An agreed foreclosure protection period currently granted to first-home buyers unable to settle overdue tax amounts will be conditionally extended beyond the end of the current year, when it is set to expire, regardless of the outcome of upcoming negotiations between Greek government officials and the country’s creditor representatives, or troika, in Paris early next month, a high-ranking Justice Ministry official announced Thursday. However, the conditions for the extension will be stricter and probably more specific, the official added.
The decision was disclosed by the ministry official immediately after a meeting between Justice Minister Haralambos Athanasiou and Finance Minister Gikas Hardouvelis, as part of the government’s preparations for the troika negotiations in Paris.
The official described the development as “a decision and not an intention” to stop the troika’s request for foreclosures at one-third of the nominal value.
The same official also noted that “the prime minister’s order for the protection of vulnerable debtholders would proceed.”
Also Thursday, ministers dealing with the problem of nonperforming bank loans were requested to make clear that the government would, under no circumstances, leave vulnerable social groups unprotected.
The coalition government’s junior partner, PASOK, adopted a similar position on the issue, and in fact rushed to beat coalition leader New Democracy in getting the news out first.
The finance minister also hled a meeting with Administrative Reform Deputy Minister Evi Christofilopoulou, during which the pair discussed pending issues ahead of the imminent troika talks, such as restructuring in the public sector, including the unified pay structure in the civil service, as well as a new recruitment law for the public sector.
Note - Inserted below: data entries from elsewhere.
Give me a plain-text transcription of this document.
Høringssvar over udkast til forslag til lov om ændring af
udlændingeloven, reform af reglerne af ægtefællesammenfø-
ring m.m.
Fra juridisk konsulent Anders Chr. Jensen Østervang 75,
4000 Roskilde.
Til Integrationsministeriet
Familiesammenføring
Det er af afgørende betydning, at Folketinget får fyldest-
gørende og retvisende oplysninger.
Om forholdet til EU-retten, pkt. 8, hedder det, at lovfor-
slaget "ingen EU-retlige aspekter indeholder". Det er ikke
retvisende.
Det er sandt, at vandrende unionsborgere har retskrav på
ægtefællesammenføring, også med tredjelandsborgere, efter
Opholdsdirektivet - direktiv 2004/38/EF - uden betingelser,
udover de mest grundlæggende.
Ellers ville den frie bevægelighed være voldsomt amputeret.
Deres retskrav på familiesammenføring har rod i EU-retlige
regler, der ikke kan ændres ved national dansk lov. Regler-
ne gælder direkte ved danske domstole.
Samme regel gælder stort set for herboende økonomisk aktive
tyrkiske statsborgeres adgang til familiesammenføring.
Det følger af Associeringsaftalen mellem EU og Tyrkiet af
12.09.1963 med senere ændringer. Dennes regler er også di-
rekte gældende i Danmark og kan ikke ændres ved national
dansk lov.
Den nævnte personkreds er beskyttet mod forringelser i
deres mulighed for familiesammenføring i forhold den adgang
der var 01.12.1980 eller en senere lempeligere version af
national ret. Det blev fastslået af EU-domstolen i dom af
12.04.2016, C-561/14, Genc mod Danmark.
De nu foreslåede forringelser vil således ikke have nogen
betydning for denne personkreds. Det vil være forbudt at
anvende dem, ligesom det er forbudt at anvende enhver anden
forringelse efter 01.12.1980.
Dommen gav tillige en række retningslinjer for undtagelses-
Hardouvelis is scheduled to hold more meetings Friday with others ministers who will take part in the Paris talks, such as Labor, Social Security and Welfare Minister Yiannis Vroutsis and Development and Competitiveness Minister Nikos Dendias.
Greek government officials are scheduled to meet with troika officials over three days, beginning on September 2. Issues to be discussed will include the next budget, the fiscal gap for 2015, and taxation policy, especially the newly introduced ENFIA property tax.